Note-se que até aqui carreguei, propositadamente, o texto de expressões preconceituosas, típicas de tempos em que muitos saberes nessa área eram/são ignorados. Anos atrás, para promover corretamente a inclusão de alunos neurodivergentes, passei a estudar o assunto. Acontece que não é possível despir-se da ignorância – que é infinita, conforme já ensinava Sócrates – de uma vez só. Primeiro descobri que meninas também têm TDAH, mas são subdiagnosticadas, pois nelas o transtorno se manifesta de maneira diferente. E que a única manifestação que as pessoas comuns conseguem identificar é o clichê do menino que não pára quieto, corre pela sala e não tem o caderno completo. Convenhamos que já foi um grande passo entender que se trata de algo bioquímico e não mais tratar a questão como falta de educação.

Faço tratamento para depressão ansiosa há quase uma década. Minha baixíssima autoestima parecia uma chaga que nenhuma terapia conseguia abrandar. Mesmo que a terapeuta identifique racionalmente diversas qualidades que, de fato, tenho. Talvez porque seja o que minha mãe chamava de “fogo de palha”, por começar muitos projetos ao mesmo tempo e desistir de todos. Nunca recebi uma medalha. Sou de andar rápido – eu era ótima na corrida, mas isso não era uma competição na época da escola -, sou de correr e às vezes parece que já dei 3 ou 4 voltas de vantagem sobre as demais pessoas, mas é como se elas completassem a primeira volta 2 segundos antes de eu completar a minha quinta, dando a impressão de que cheguei depois.

Um dia, apareceu na minha timeline do Twitter uma thread em que um rapaz, já passado dos 30 anos, se descobrira TDAH. Ele relatava como sua vida passou a fazer sentido, como conseguiu se perdoar a partir desse diagnóstico. E então, caiu mais uma pétala da minha flor da ignorância sobre o assunto: descobri que existe TDAH adulto. Então busquei um psiquiatra especialista para verificar se era o meu caso.

O leitor já deve ter adivinhado, logo nos primeiros parágrafos, que faço parte “do clube” também.

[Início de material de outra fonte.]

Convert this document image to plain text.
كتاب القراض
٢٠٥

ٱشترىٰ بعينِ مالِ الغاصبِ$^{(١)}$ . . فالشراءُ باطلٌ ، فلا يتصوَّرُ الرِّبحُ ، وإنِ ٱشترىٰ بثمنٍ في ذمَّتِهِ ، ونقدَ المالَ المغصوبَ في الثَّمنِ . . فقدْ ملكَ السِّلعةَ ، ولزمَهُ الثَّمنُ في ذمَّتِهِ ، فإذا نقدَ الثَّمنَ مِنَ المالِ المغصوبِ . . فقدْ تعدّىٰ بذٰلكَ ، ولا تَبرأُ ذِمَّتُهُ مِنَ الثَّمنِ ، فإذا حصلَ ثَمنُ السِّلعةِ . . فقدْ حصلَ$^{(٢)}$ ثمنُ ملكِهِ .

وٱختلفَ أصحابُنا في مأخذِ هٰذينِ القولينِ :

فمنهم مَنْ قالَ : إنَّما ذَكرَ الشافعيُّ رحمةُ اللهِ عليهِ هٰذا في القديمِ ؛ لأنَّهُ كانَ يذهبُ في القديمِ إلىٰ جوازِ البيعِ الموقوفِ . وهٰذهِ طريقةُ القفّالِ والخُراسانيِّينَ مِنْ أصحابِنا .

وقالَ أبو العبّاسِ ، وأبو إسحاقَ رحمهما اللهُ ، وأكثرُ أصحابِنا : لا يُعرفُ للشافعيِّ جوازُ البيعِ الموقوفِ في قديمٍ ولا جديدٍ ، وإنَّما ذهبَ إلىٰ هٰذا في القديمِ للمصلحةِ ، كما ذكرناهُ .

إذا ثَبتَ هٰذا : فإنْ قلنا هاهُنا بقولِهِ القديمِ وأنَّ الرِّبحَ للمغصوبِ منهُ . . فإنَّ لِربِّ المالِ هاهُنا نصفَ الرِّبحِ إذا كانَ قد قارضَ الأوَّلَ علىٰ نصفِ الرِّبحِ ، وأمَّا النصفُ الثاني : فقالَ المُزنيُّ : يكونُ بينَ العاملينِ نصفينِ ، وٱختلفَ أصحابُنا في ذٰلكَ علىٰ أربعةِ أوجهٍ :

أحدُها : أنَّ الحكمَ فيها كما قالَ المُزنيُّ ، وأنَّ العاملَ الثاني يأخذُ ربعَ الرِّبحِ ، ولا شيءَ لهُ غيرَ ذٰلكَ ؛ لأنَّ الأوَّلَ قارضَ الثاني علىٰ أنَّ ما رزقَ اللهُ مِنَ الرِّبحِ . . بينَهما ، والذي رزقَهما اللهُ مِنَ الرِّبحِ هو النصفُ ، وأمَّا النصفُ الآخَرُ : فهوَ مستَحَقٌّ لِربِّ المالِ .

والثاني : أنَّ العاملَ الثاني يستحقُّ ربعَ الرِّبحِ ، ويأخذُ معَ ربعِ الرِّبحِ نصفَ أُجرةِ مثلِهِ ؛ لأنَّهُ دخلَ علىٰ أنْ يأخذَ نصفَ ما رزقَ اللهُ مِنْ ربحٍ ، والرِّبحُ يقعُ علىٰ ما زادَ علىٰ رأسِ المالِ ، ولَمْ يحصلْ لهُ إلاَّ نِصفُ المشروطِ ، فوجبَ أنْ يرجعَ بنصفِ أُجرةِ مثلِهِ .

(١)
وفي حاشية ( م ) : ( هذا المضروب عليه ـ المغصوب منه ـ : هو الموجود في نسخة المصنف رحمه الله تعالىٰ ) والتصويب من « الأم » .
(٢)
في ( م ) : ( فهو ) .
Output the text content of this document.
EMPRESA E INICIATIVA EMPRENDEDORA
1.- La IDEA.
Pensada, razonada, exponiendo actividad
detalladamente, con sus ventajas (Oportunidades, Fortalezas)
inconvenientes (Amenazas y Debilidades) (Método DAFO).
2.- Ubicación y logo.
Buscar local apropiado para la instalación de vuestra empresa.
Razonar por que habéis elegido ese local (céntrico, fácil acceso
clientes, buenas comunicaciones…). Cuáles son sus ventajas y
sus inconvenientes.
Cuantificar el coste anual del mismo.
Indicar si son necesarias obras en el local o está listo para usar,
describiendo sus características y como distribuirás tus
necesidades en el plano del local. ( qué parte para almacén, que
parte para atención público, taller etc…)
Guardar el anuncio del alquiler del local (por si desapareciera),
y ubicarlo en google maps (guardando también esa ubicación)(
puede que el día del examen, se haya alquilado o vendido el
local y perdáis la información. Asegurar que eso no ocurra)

Aos 41 anos de idade, recebi o diagnóstico de TDAH e iniciei o tratamento. Minha vida mudou completamente: eu me entendo, eu me perdoo, eu me ajudo. Na última semana, senti pela primeira vez o que imagino que seja a tal autoestima. Seria errado dizer que hoje sou outra pessoa, porque, na verdade, nunca fui tão eu mesma.

E agora observo as meninas. E dou atenção especial às que são quietas e distraídas. E, embora não seja profissional da saúde e nem tenha competência para diagnosticar algo, afirmo sem medo  de equívoco que o subdiagnóstico do transtorno é muito maior do que se supõe.

Sobretudo entre professores neurodivergentes. Que desconhecem o problema e sofrem demais. Não há quem não lhes aponte o dedo com críticas. O “mal-educado” que se falava sobre aluno é semelhante agora ao “vagabundo/relapso/omisso” dirigido aos professores com TDAH. E, enquanto não houver uma verdadeira conscientização, dificilmente esses profissionais se verão incluídos e poderão acolher os alunos com o transtorno.

Paula Rosiska é professora na rede pública paulista há 20 anos e autora do livro Vida ao rés do chão escolar ( Lux, 2021).
Atualmente, cursa o Mestrado Profissional em Letras, na USP, Universidade de São Paulo.